Noch keine zwanzig Jahre alt, gelang dem russischen Komponisten Dimitri Schostakowitsch mit seiner am Leningrader Konservatorium als Diplomarbeit eingereichten Ersten Sinfonie (op. 10) ein Geniestreich. Schnell wurde er in seiner Heimat berühmt. Bis zu seinem Tod 1975 komponierte er ein umfangreiches Œuvre , bis auf Kirchenmusik, aus nahezu allen Bereichen. Dabei lag ein Schwerpunkt bei szenischer Musik und der Sinfonik. Im Alter von 26 Jahren wurde seine „Tragedija satira“ »Lady Macbeth von Mzensk« (Lady Macbeth des Mzensker Landkreises) uraufgeführt. Sie zählt zu den musiktheatralischen Schlüsselwerken des 20. Jahrhunderts. An der Oberfläche wirkt die Musik vertraut. Doch als Ausdruck für eine aus den Fugen geratene Wirklichkeit ist sie brüchig und verstörend.

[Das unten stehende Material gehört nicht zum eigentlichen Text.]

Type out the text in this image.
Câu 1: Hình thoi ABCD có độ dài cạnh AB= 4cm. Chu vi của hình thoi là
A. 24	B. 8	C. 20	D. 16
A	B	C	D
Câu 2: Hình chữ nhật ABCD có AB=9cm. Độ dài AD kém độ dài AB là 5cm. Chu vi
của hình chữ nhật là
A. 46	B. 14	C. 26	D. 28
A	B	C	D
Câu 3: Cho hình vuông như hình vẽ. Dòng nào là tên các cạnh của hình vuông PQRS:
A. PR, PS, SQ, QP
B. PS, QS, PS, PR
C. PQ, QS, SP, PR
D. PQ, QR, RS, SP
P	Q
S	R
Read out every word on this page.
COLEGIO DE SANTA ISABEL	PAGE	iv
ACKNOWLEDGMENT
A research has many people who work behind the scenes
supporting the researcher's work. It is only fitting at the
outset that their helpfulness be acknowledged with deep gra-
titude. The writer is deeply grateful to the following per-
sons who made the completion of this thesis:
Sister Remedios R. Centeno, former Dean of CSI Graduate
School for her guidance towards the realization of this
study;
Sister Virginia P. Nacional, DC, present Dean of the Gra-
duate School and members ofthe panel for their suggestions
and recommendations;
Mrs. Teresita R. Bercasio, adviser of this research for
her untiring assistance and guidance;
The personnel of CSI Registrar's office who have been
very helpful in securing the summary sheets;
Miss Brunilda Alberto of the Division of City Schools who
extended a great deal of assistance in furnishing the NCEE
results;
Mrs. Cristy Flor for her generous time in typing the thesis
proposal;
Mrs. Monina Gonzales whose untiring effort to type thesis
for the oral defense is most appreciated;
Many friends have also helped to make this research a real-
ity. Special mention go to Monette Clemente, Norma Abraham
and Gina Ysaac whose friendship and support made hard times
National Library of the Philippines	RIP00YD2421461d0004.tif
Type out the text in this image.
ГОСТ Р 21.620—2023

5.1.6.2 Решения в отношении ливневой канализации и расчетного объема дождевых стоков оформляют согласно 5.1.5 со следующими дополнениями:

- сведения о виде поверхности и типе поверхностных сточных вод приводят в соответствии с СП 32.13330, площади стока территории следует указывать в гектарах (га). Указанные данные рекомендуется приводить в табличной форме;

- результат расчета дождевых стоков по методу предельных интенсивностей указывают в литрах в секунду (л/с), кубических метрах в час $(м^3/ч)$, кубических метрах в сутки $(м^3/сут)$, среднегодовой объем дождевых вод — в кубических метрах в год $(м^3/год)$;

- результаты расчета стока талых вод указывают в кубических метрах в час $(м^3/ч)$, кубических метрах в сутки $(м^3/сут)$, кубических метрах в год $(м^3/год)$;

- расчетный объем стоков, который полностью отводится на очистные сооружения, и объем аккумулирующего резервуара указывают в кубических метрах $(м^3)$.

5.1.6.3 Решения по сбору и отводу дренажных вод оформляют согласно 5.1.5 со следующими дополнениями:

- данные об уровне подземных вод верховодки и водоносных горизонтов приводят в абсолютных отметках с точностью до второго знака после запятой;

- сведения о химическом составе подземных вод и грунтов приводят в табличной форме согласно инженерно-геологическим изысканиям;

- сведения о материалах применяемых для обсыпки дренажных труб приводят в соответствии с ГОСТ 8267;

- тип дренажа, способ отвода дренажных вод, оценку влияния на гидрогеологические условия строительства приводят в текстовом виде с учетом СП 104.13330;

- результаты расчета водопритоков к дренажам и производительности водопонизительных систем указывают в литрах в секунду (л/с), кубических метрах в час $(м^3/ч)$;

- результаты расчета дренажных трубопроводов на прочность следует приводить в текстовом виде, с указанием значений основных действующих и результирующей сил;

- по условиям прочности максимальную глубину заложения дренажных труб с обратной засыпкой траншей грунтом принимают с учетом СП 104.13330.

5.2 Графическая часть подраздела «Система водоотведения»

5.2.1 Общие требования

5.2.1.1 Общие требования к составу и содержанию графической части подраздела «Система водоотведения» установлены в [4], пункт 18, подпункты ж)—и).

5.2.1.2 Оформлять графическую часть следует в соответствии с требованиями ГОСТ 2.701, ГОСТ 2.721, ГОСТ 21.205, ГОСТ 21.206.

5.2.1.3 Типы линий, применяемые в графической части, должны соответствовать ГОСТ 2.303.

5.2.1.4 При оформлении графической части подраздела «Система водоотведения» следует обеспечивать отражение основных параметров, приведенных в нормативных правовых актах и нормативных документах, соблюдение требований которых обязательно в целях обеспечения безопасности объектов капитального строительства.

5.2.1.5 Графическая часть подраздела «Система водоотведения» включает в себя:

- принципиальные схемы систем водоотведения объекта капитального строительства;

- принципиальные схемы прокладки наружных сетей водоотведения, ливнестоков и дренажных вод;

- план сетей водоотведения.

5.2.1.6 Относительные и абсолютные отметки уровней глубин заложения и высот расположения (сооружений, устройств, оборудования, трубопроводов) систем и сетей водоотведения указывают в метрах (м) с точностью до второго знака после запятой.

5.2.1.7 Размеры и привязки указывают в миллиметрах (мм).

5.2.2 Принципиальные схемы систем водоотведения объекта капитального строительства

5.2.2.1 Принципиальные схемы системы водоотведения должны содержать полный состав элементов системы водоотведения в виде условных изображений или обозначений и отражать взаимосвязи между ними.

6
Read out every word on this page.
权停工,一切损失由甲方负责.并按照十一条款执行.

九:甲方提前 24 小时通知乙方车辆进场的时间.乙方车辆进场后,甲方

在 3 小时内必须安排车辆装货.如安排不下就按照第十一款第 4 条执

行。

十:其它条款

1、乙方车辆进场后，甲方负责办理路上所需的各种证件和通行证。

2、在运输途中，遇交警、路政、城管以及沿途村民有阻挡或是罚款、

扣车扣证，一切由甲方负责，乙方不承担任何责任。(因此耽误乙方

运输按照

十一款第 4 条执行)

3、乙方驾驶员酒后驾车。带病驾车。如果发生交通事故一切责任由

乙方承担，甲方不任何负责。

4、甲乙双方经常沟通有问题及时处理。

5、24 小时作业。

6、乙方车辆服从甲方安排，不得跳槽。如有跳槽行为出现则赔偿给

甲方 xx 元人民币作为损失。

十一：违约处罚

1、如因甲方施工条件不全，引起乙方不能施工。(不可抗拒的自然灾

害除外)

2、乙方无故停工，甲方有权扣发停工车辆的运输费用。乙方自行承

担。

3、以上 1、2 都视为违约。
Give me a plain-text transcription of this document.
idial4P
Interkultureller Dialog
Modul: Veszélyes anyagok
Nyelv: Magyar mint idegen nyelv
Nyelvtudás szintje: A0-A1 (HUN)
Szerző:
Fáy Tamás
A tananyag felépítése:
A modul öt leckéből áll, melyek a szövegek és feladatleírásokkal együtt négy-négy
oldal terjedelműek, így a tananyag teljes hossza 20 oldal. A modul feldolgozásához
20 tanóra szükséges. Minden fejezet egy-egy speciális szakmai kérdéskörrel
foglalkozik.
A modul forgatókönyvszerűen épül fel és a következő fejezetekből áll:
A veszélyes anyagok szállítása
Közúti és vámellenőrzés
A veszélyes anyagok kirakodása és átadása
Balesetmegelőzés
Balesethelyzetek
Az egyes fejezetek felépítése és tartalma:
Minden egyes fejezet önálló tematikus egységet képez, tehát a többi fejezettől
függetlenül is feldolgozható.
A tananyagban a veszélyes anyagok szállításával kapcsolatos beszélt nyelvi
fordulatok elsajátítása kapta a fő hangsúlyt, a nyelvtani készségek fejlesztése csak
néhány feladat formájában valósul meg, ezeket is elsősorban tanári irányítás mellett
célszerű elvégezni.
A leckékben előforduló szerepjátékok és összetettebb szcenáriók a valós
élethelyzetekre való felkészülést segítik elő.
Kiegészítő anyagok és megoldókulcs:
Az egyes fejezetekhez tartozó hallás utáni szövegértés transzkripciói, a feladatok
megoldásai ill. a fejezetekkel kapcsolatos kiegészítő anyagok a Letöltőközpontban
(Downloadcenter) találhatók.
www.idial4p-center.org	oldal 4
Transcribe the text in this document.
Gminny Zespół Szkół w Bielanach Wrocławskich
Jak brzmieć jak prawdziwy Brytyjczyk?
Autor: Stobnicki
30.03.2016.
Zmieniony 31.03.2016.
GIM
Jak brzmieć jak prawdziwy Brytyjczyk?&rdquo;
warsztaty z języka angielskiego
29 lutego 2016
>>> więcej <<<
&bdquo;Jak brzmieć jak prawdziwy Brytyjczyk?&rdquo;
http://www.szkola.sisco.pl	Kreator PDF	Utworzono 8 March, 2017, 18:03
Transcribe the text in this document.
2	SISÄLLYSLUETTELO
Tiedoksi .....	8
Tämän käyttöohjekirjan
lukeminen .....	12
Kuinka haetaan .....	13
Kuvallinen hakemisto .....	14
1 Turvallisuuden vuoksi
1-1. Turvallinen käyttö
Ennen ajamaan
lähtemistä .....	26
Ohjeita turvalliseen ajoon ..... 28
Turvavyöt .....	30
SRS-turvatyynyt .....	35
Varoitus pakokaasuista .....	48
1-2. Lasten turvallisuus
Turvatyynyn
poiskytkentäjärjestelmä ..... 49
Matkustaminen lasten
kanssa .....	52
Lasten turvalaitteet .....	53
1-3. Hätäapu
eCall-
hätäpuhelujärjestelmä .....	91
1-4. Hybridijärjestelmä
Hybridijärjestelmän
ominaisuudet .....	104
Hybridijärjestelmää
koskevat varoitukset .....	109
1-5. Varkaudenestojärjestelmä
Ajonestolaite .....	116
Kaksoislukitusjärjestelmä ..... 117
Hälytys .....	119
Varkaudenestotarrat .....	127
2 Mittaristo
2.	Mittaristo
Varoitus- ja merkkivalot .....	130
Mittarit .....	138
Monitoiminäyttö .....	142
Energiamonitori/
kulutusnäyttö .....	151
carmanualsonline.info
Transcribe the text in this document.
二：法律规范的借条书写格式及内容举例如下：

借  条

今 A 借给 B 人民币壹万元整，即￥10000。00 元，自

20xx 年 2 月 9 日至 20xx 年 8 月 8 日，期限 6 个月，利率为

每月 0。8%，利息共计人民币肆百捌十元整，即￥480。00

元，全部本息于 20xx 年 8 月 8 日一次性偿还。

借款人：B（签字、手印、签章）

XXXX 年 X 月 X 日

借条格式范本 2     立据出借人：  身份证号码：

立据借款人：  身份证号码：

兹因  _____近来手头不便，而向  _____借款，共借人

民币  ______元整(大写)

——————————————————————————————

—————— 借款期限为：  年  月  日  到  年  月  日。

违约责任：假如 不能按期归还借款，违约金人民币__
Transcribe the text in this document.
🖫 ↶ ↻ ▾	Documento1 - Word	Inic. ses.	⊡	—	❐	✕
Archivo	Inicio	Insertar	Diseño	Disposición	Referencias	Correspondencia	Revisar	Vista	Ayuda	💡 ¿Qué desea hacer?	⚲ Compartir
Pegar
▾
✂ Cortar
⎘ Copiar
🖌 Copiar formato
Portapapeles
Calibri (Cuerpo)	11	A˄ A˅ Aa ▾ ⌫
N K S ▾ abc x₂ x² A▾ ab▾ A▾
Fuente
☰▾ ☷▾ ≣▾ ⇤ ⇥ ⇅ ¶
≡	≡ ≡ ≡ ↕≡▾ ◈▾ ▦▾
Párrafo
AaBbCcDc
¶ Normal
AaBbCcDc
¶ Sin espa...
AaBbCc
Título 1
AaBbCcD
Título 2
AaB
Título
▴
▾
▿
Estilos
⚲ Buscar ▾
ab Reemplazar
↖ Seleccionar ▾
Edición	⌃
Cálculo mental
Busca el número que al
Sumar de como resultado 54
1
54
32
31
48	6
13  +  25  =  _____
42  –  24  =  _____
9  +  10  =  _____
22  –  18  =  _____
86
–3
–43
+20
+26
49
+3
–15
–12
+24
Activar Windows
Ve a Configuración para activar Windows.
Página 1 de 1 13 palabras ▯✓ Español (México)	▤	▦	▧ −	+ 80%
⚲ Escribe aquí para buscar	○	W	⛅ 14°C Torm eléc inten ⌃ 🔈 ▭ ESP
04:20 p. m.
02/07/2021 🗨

Apokalyptischer Raum für die sich nach Liebe sehnende Jekaterina Ismailowa
Arkadi Preis und Dimitri Schostakowitsch nutzten für ihr Libretto der Lady Macbeth von Mzensk die gleichnamige, 1865 erschienene, Erzählung von Nokolai Leskow. In beiden Werken geht es um eine unglücklich verheiratete Frau, die gegen die Eintönigkeit ihres unerfüllten Lebens revoltiert (in dem sie sich einen Liebhaber nimmt) und im Verderben endet. Bei Leskow mordet die Titelfigur aus Habgier und zusätzlich ihren minderjährigen Neffen. Demgegenüber zeichnet die Opernfassung ein differenzierteres Bild der Katerina Ismailowa: Die sich nach Liebe Sehnende ist auch Opfer einer kalten Welt, voller berechnender und tyrannischer Menschen. Für die Neuinszenierung der Oper Frankfurt erarbeitet Regisseur Anselm Weber, seit der Spielzeit 2017/18 Intendant des Schauspiel Frankfurt, eine aufwühlende Umsetzung (seine letzte Regiearbeit für die Oper Frankfurt war Mieczysław Weinbergs Die Passagierin). Die in einer russischen Kleinstadt um 1840 spielenden Handlung verlegte er in eine apokalyptische Zukunft. Die Menschen leben gefangen in einer großen tristen, bunkerähnlichen Anlage, fern vom realen Leben. Die Bühne von Kaspar Glarner, der seit vielen Jahren für die Oper Frankfurt großartige Bühnenbilder schafft (wie u. a. für Volo di notte / Il prigioniero, Ezio, Adriana Lecouveur und Der Mieter) zeigt einen, den Bühnenraum umfassenden, Betonring, der mit seiner leicht konischen Form Jekaterinas Abgrund vorzeichnet. Hier leidet sie und träumt von einer anderen Welt, die bunt und lebendig ist. Dies geschieht mittels einer Virtual Reality Brille, die durchaus mehrdeutig zu verstehenden ausbrechenden Blütenknospen werden großflächig auf die Betonmauer projiziert (Video: Bibi Abel). Ihr Liebesnest schwebt, wie ein Geschenk des Himmels, vom Schnürboden herab. Das Bett steht in einem runden hohen Glas-/Betonkörper, den man sich vage auch als Rakete vorstellen kann, quasi ein Fluchtmobil, um der Enge und Eintönigkeit zu entkommen. Ständige Überwachung ist ein großes Thema. Der tyrannische Kaufmann und Erotomane Boris Ismailow (mit beeindruckendem Bass: Dmitry Belosselskiy; auch alter Zwangsarbeiter) überwacht per Handy, der Polizeichef (vital: Iain MacNeil) hat ein ganzes System an Überwachungskameras installiert. In der Polizeistation wird, weil nichts passiert, antriebslos abgehangen. Während die Polizisten Energydrinks und Chips konsumieren, schauen sie lustlos auf eine aus zahlreichen Bildschirmen bestehende Wand.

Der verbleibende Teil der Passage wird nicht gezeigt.